1.6 The Mark of Cain
The punishment of Cain is the first "racial" verse in the Bible. Not that there is anything explicit in the text that has to do with race: rather, later interpreters inserted racial speculations into the story.
God punished Cain by putting a curse on him, making him a wanderer:
"When you work the ground, it will no longer yield its crops for you. You will be a restless wanderer on the earth" (Gen 4:12).
Cain's talent had been in farming, and God took this ability away from him. Cain showed no repentance for his action, but only protested that his punishment was too severe. Not only was he to be driven away from his home to become a wanderer, but he was liable to be killed by anyone he met. And, most important, he said that he was to be hidden from God's presence (Gen 4:14).
This is the most severe consequence of sin, Cain's or our own: it breaks relationship with God. Adam and Eve had already been cast out of the Garden, but now Cain is cast out even further! He has compounded the sin of his parents (which was against God), by adding the sin against his own brother. So, for Cain, there is a double alienation, a double disowning. Not only is he cast out of God's presence, but also out of his family. And the saddest part of it is that this doesn't bother him so much as the possibility that strangers might kill him.
This is where the "mark of Cain" comes in.
"Then the Lord put a mark on Cain so that no one who found him would kill him" (Gen 4:15).
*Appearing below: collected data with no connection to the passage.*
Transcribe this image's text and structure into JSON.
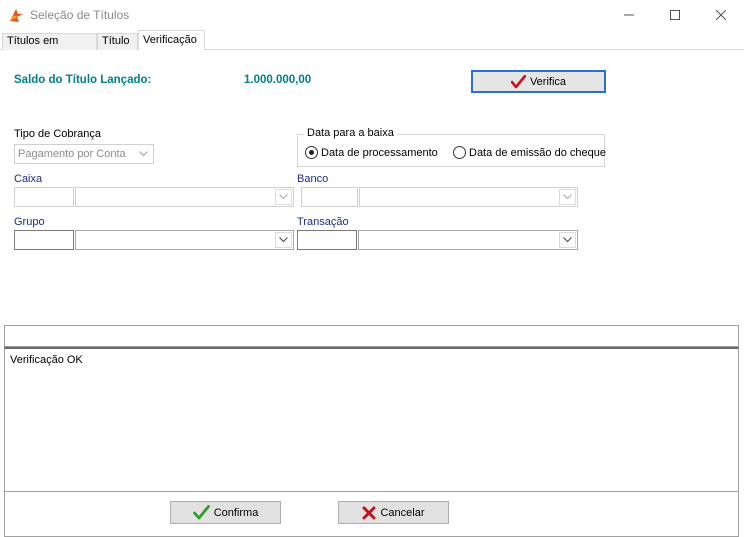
{
  "window": {
    "title": "Seleção de Títulos"
  },
  "tabs": [
    {
      "label": "Títulos em Aberto",
      "active": false
    },
    {
      "label": "Título",
      "active": false
    },
    {
      "label": "Verificação",
      "active": true
    }
  ],
  "saldo": {
    "label": "Saldo do Título Lançado:",
    "value": "1.000.000,00"
  },
  "verifica_button": {
    "label": "Verifica"
  },
  "tipo_cobranca": {
    "label": "Tipo de Cobrança",
    "value": "Pagamento por Conta"
  },
  "data_baixa": {
    "label": "Data para a baixa",
    "options": [
      {
        "label": "Data de processamento",
        "checked": true
      },
      {
        "label": "Data de emissão do cheque",
        "checked": false
      }
    ]
  },
  "caixa": {
    "label": "Caixa"
  },
  "banco": {
    "label": "Banco"
  },
  "grupo": {
    "label": "Grupo"
  },
  "transacao": {
    "label": "Transação"
  },
  "log": {
    "text": "Verificação OK"
  },
  "footer": {
    "confirm_label": "Confirma",
    "cancel_label": "Cancelar"
  },
  "colors": {
    "teal": "#00808a",
    "label_blue": "#1a2c8f",
    "check_red": "#c8101e",
    "check_green": "#2e9c2e",
    "cross_red": "#c0141c",
    "focus_blue": "#2a6fd6"
  }
}
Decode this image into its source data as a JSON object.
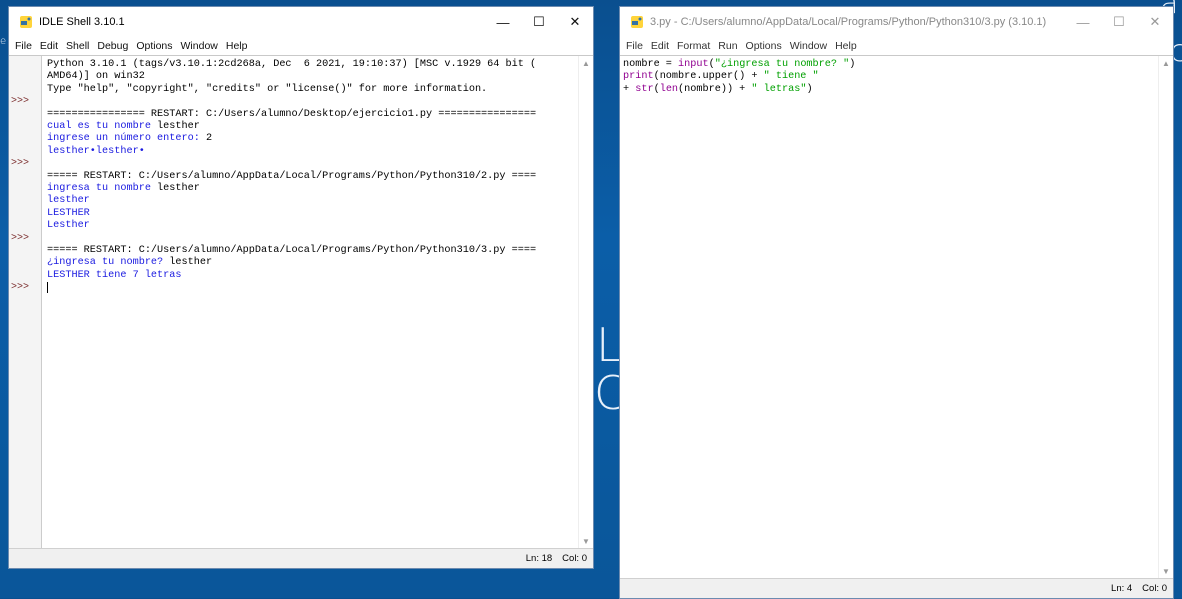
{
  "shell": {
    "title": "IDLE Shell 3.10.1",
    "menu": [
      "File",
      "Edit",
      "Shell",
      "Debug",
      "Options",
      "Window",
      "Help"
    ],
    "lines": [
      {
        "prompt": "",
        "text": "Python 3.10.1 (tags/v3.10.1:2cd268a, Dec  6 2021, 19:10:37) [MSC v.1929 64 bit (",
        "cls": ""
      },
      {
        "prompt": "",
        "text": "AMD64)] on win32",
        "cls": ""
      },
      {
        "prompt": "",
        "text": "Type \"help\", \"copyright\", \"credits\" or \"license()\" for more information.",
        "cls": ""
      },
      {
        "prompt": ">>>",
        "text": "",
        "cls": ""
      },
      {
        "prompt": "",
        "text": "================ RESTART: C:/Users/alumno/Desktop/ejercicio1.py ================",
        "cls": ""
      },
      {
        "prompt": "",
        "text": "cual es tu nombre lesther",
        "cls": "mixed1"
      },
      {
        "prompt": "",
        "text": "ingrese un número entero: 2",
        "cls": "mixed2"
      },
      {
        "prompt": "",
        "text": "lesther•lesther•",
        "cls": "out"
      },
      {
        "prompt": ">>>",
        "text": "",
        "cls": ""
      },
      {
        "prompt": "",
        "text": "===== RESTART: C:/Users/alumno/AppData/Local/Programs/Python/Python310/2.py ====",
        "cls": ""
      },
      {
        "prompt": "",
        "text": "ingresa tu nombre lesther",
        "cls": "mixed3"
      },
      {
        "prompt": "",
        "text": "lesther",
        "cls": "out"
      },
      {
        "prompt": "",
        "text": "LESTHER",
        "cls": "out"
      },
      {
        "prompt": "",
        "text": "Lesther",
        "cls": "out"
      },
      {
        "prompt": ">>>",
        "text": "",
        "cls": ""
      },
      {
        "prompt": "",
        "text": "===== RESTART: C:/Users/alumno/AppData/Local/Programs/Python/Python310/3.py ====",
        "cls": ""
      },
      {
        "prompt": "",
        "text": "¿ingresa tu nombre? lesther",
        "cls": "mixed4"
      },
      {
        "prompt": "",
        "text": "LESTHER tiene 7 letras",
        "cls": "out"
      },
      {
        "prompt": ">>>",
        "text": "",
        "cls": "cursor"
      }
    ],
    "status_ln": "Ln: 18",
    "status_col": "Col: 0"
  },
  "editor": {
    "title": "3.py - C:/Users/alumno/AppData/Local/Programs/Python/Python310/3.py (3.10.1)",
    "menu": [
      "File",
      "Edit",
      "Format",
      "Run",
      "Options",
      "Window",
      "Help"
    ],
    "code": [
      "nombre = input(\"¿ingresa tu nombre? \")",
      "print(nombre.upper() + \" tiene \"",
      "+ str(len(nombre)) + \" letras\")"
    ],
    "status_ln": "Ln: 4",
    "status_col": "Col: 0"
  },
  "window_controls": {
    "minimize": "—",
    "maximize": "☐",
    "close": "✕"
  }
}
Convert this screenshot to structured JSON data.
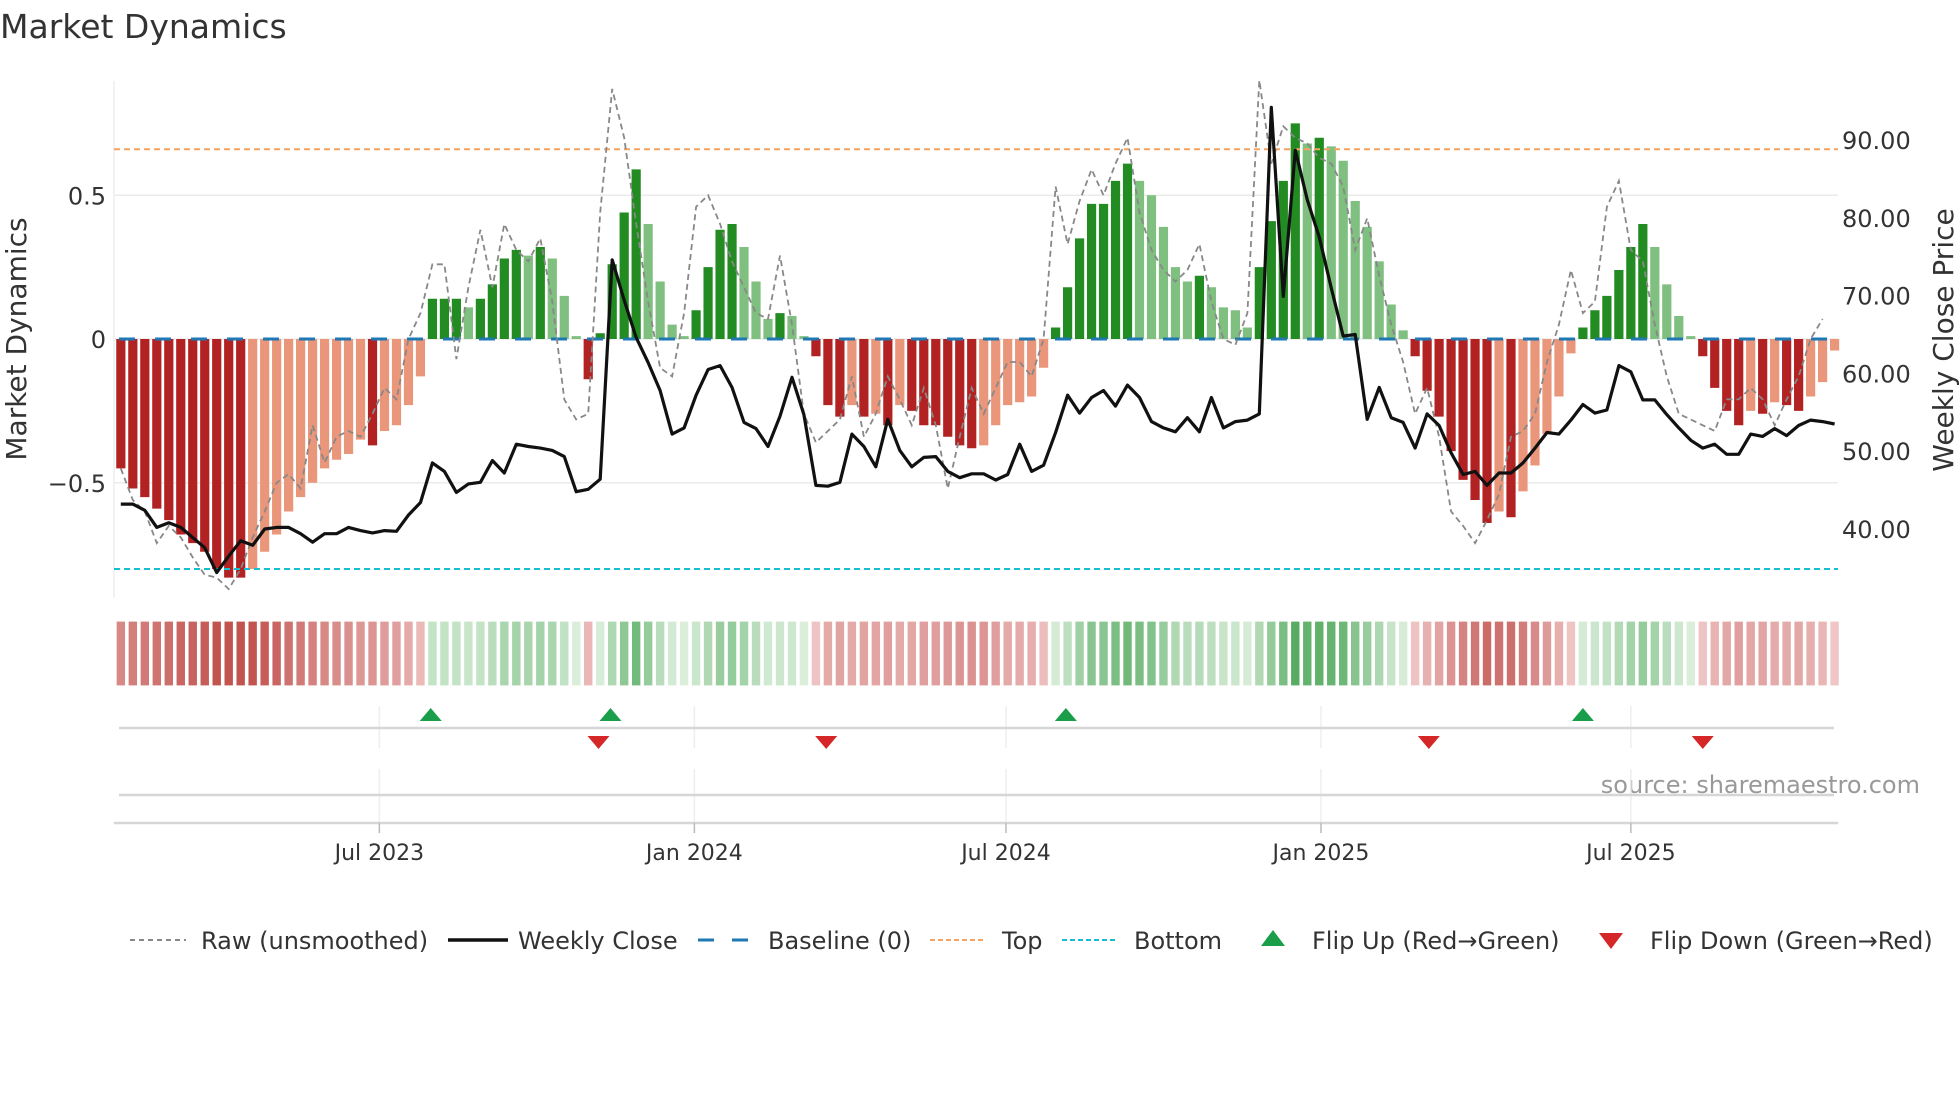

This mark has been a source of endless and fantastic speculation: what kind of mark and where was it put? A tattoo?A brand? A style of hair? A skin disease that caused people to shun him? This is also where racism intrudes. Certain late traditions, not those of the rabbis or Church Fathers, suggested that the mark was dark skin. This led to the convenient conclusion that Africans were descendants of Cain and inherited his curse. Thus they were an inferior race and fit only for subjugation and servitude. The mark of Cain became one of the two Biblical props for the justification of slavery in America. The other one was, of course, Noah's curse on Canaan (see below).
This is nonsense. First of all, there are problems with the translation of the text. The literal translation of this verse reads,
"And the Lord appointed a sign for Cain , so that no one finding him would slay him" (NAS).
The word "mark" is elsewhere translated "sign," and is used many times in the Old Testament. The preposition "on" used in Hebrew is usually translated "for" or "to." So the verse could be interpreted as God gave Cain a sign of divine protection, without actually doing anything to his body.
The assertion that the mark (sign) of Cain was dark skin is false for six reasons:
1. This teaching reads into Scripture what isn't there: there is no mention of skin color.
2. It makes the mark genetic, but Scripture doesn't say that the mark was passed to Cain's descendants
3. Cain's descendants all died in the Flood, so the mark could not be passed on to later generations.
4. The mark was not the curse. The curse was that the ground would be unfruitful and that Cain would be a restless wanderer, apart from the presence of the Lord (Gen 4:11-12, Gen 4:16). The mark was a seal of divine protection.
5. Unlike Noah's curse on Canaan, there is no mention that Cain would be a servant or slave to other men.
6. Even if the mark was dark skin, and was genetic, and his descendants managed to survive the Flood, the racist interpretation of this passage ignored the significance of the mark:
"If anyone kills Cain, he will suffer vengeance seven times over" (Gen 4:15).
In the context of the 18th and 19th Centuries, this would have meant that any slave-trader or slave-owner who killed a slave was liable to a 7-fold judgment of God. The expositors of the time chose to ignore this provision, because instead of upholding the system of slavery, it would have overthrown it.
19th Century exposition of the mark of Cain is a prime example of culture corrupting Scripture. When the religious leadership of a society distorts Scripture to legitimize an evil practice, it is not simply a mistake or a failure of scholarship. By reading into the Bible the sins of their time, they attribute their evil practices to God's will, which is nothing short of demonic.